Racial classifications have changed historically, further indicating that racial categories are a political and social invention rather than biologically based. For instance, Irish Americans always have been phenotypically white but were not always considered “racially” white (Ignatiev 1995). In the mid-1800s, Irish Americans were considered more akin to African Americans than to free whites. African Americans were even referred to as “smoked Irish.” Only after Irish Americans took jobs that distinguished them from African Americans, endorsed slavery (despite Irish leaders’ condemnation of the practice), and joined the dominant white voting blocs did they become accepted as “whites.” Chinese Americans in Mississippi in the late 1800s also shifted their informal racial status from black to white (Loewen 1971). They became small-business owners and gradually associated more with whites rather than blacks, allowing them to be perceived by others as nonblacks and so closer to whites. More recently, in the 1970s, Indian Americans petitioned to have their race changed in the US Census from white to Asian American (Das Gupta 2006).

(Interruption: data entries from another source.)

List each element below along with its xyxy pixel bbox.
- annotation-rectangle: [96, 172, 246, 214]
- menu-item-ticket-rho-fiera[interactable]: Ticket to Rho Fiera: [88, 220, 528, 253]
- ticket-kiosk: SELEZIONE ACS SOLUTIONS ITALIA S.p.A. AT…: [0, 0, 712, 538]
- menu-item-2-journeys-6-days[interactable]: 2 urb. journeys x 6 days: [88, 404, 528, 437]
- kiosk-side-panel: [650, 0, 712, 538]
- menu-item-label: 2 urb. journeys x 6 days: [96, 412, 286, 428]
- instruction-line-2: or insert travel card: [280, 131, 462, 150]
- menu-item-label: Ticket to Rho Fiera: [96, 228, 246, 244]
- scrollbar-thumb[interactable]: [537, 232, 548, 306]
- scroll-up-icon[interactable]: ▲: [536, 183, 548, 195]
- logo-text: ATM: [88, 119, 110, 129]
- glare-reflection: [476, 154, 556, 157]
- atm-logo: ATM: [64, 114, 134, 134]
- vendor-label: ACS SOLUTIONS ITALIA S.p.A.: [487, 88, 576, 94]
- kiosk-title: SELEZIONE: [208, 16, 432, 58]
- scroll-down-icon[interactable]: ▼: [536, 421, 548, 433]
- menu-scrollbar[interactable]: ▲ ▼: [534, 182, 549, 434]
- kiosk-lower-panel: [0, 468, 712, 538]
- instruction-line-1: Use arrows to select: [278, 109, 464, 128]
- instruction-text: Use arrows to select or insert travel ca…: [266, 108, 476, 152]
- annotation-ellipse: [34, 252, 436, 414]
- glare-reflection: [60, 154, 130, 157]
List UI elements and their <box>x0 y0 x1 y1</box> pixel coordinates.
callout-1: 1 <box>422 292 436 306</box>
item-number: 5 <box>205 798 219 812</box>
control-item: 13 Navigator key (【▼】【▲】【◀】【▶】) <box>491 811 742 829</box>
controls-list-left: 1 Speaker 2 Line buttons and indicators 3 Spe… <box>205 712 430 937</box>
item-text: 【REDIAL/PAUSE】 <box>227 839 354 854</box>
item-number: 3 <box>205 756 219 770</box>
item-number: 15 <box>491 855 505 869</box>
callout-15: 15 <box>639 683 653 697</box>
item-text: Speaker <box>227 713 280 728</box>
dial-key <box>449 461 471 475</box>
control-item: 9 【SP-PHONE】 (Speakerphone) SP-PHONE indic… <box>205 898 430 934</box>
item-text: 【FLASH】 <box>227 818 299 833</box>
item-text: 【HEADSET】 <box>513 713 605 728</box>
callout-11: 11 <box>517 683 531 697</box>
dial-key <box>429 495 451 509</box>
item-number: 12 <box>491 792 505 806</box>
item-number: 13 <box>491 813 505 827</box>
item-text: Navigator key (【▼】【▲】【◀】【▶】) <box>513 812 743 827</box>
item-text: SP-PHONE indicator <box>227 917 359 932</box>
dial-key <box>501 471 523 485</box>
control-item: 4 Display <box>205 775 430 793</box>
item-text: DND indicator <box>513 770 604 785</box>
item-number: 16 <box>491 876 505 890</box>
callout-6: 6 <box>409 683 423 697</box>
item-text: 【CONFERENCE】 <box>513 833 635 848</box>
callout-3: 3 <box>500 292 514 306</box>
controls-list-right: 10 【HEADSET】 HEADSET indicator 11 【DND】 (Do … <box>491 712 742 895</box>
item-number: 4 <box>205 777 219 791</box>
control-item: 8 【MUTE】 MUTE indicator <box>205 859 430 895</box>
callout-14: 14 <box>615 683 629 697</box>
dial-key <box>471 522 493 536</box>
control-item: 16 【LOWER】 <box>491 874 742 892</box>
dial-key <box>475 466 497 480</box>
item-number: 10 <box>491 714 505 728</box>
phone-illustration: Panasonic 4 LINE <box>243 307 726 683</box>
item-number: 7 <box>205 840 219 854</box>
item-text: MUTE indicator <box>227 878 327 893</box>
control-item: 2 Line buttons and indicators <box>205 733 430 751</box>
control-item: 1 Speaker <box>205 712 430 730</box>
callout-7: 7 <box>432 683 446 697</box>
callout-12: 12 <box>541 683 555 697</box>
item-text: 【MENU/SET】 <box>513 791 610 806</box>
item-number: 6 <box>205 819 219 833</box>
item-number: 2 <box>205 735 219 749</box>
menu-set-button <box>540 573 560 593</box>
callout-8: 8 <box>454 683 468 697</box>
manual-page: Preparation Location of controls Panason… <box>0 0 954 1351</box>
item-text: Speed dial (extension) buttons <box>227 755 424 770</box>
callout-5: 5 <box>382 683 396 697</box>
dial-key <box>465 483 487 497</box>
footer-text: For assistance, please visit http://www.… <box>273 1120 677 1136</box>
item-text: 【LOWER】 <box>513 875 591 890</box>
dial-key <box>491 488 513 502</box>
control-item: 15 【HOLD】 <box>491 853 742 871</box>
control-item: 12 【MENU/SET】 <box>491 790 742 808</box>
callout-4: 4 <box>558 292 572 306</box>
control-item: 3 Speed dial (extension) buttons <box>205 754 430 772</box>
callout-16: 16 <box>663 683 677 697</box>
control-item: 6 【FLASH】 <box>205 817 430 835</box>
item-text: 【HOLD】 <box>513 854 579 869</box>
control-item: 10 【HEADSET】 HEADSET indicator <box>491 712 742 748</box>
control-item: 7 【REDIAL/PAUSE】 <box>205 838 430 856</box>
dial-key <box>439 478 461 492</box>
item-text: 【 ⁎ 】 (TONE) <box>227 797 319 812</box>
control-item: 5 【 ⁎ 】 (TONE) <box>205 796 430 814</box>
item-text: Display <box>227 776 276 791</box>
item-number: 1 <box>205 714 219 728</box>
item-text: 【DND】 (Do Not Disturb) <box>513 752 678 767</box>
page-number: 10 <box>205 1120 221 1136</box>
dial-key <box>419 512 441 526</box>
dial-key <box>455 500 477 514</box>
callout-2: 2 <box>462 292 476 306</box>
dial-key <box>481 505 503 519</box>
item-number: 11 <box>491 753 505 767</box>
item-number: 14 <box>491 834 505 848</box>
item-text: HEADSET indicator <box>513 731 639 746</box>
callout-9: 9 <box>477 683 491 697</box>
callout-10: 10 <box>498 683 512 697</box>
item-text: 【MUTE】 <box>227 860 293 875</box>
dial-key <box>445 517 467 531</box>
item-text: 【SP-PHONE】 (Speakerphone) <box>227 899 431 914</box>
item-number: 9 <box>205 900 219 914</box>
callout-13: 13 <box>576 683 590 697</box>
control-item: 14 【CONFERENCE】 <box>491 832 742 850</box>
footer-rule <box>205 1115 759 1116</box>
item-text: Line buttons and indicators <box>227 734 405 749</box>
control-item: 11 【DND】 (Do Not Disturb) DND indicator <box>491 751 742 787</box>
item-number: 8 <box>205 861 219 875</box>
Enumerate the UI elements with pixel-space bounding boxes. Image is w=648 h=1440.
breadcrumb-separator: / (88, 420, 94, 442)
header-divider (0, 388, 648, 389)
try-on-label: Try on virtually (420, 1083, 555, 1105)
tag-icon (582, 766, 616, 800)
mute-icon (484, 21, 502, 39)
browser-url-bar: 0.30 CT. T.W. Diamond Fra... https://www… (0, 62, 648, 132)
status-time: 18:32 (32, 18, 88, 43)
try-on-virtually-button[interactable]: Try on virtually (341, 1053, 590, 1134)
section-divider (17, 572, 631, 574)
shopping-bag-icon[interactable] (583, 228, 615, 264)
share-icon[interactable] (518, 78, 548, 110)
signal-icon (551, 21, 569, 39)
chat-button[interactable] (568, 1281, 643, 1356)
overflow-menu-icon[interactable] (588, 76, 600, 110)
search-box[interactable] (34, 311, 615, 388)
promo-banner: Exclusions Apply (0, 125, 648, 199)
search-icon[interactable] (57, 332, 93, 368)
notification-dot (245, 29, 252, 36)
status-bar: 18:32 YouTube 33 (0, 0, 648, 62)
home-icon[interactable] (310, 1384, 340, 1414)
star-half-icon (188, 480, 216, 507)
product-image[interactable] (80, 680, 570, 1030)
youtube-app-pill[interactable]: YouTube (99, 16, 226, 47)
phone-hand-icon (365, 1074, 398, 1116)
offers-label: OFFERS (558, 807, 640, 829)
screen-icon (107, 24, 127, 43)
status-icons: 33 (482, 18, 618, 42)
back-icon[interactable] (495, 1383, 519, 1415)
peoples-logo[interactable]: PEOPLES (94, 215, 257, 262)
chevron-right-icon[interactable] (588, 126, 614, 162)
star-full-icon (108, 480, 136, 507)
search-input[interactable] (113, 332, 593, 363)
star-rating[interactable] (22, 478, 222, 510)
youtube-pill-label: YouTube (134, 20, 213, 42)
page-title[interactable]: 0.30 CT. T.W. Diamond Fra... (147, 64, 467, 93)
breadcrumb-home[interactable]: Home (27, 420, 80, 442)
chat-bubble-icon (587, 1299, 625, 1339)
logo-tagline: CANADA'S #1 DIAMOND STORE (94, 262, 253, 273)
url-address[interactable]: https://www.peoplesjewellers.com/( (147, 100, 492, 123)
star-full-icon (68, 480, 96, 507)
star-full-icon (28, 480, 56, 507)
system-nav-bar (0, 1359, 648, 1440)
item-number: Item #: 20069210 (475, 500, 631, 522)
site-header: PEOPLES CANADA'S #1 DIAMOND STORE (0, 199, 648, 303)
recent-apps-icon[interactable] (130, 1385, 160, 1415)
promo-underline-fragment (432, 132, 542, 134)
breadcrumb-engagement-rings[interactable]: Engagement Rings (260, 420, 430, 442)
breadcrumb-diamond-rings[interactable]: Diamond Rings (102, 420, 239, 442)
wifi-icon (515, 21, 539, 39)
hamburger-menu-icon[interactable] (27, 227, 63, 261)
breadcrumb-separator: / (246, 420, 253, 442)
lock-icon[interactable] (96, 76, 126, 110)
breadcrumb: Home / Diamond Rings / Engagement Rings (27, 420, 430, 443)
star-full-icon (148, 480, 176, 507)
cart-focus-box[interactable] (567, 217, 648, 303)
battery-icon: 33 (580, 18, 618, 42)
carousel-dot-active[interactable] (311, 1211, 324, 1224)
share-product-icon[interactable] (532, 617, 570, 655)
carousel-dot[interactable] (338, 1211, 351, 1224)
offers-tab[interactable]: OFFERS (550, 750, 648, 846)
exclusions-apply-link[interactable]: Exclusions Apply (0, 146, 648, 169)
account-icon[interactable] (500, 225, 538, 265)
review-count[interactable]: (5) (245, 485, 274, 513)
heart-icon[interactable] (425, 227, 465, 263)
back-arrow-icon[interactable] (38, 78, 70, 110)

They believed that their racialized experiences best resembled that of other Asian Americans, and there were economic and political gains in being designated a racial minority, such as more attractive small-business loans. Across these changes, however, the centrality and taken-for-granted normalcy of whites are not questioned.
If we take a comparative perspective and examine how racial categories are assigned in countries beyond the United States, it becomes even clearer how race is socially constructed. People who may appear to share the same phenotypic features and might be categorized in a similar way in the United States (say, as “black”) in a country like Brazil may actually be divided into different categories (Telles 2004).